Художник соскочил с табурета и спустился вниз, в комнаты. В передней было пусто. Не оказалось никого и в зале, где Хендрикье часто сиживала в последнее время, — там было прохладнее, чем в остальных помещениях. В маленькой гостиной тоже не было ни души, и только в кухне художник обнаружил Ханни, которая сидела у стола и отскребала большой закопченный котел.

— Где хозяйка? — спросил Рембрандт.

— Она ушла, ваша милость.

— Но зачем?.. Ведь она же никуда не выходит. Зачем ей понадобилось…

— Не знаю, ваша милость. Она взяла и ушла, а куда — не сказала. Предупредила только, что вернется часа через два.

Рембрандт взял себя в руки и сумел не показать, как он встревожен: такой внезапный уход после долгих недель добровольного заточения не мог не показаться странным. Маленькая служанка, видимо, тоже чувствовала это: ее худенькие руки, блестящие от мыла, нервно ерзали по черному брюху котла.

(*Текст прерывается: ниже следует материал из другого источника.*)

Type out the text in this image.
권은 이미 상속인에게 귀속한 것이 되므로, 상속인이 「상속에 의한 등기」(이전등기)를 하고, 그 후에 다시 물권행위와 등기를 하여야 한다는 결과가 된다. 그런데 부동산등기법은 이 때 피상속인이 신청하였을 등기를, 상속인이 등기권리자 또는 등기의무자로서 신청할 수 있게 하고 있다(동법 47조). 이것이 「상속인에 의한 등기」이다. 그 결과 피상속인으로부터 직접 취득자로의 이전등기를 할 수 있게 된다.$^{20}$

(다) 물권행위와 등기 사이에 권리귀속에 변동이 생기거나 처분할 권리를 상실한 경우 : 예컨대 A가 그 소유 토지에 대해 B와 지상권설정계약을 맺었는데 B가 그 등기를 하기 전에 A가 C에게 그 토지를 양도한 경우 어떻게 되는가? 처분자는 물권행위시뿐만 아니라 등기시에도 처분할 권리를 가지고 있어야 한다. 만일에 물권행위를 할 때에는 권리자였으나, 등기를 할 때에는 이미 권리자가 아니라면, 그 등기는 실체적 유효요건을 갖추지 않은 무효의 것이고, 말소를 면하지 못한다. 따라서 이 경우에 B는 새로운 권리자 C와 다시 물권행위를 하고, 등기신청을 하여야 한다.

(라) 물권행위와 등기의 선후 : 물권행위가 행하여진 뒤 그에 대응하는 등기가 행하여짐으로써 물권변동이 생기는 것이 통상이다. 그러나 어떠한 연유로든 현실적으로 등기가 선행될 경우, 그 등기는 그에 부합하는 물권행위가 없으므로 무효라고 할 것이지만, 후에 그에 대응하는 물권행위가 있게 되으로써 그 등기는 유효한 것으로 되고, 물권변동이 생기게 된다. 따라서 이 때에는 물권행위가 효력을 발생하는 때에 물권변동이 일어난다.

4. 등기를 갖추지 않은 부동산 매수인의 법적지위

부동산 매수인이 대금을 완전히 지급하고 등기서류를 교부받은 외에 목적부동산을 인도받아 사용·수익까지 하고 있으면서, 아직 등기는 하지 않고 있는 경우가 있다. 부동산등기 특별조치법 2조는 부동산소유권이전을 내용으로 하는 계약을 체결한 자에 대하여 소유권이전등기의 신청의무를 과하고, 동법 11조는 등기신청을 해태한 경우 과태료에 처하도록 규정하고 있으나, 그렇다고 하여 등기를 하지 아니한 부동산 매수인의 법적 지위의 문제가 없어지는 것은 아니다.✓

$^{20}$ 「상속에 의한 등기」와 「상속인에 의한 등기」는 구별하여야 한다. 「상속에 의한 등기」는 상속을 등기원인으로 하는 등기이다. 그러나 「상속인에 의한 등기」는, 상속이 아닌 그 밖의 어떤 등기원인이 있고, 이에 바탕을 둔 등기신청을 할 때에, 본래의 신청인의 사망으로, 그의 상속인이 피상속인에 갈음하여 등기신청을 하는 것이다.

Художник повернулся и ушел в зал — там, в одиночестве, он все обдумает. Внезапно его осенило: бедняжка пошла к ростовщику, чтобы продать какой-нибудь из подарков Рембрандта — меховую накидку, жемчужные серьги, китайскую шаль. Пришел, должно быть, какой-нибудь новый счет, она не захотела огорчать его и сама, задыхаясь, с трудом неся раздувшийся живот, потащилась объясняться с ростовщиком. Мысль о том, что она, в ее положении, отправилась по такому делу и будет вынуждена расстаться с одним из немногих подарков, которые он сумел ей сделать, пронзила художника такой острой жалостью, что он не смог уже думать ни о чем другом и сел у окна, ожидая, когда покажется Хендрикье.

Он сидел долго, так долго, что жалость его сменилась тревогой, а тревога начала превращаться в панический страх. Не споткнулась ли она на темной лестнице, ведущей в подвал ростовщика? Что если чрезмерное напряжение — она ведь вышла днем, в жару, — и боязнь, что кто-нибудь из прихожан из общины увидит ее живот, вызвали у нее преждевременные роды? А может быть, она просто сидит сейчас на ступенях какого-нибудь чужого дома, не в силах вернуться домой? Он строил все новые страшные предположения и уже готов был бежать на поиски Хендрикье, как вдруг увидел, что она медленно идет по улице. Лицо ее в бледном сером свете казалось совершенно бесцветным, губы приобрели лиловый оттенок, вокруг глаз легли темные круги. Сетка, удерживавшая ее волосы, сбилась набок — вероятно, Хендрикье машинально сдвинула ее, отирая пот со лба; растрепанный вид и неуверенная походка наводили на мысль о том, что она пьяна. Шагах в десяти от дома она покачнулась и чуть не налетела на дерево.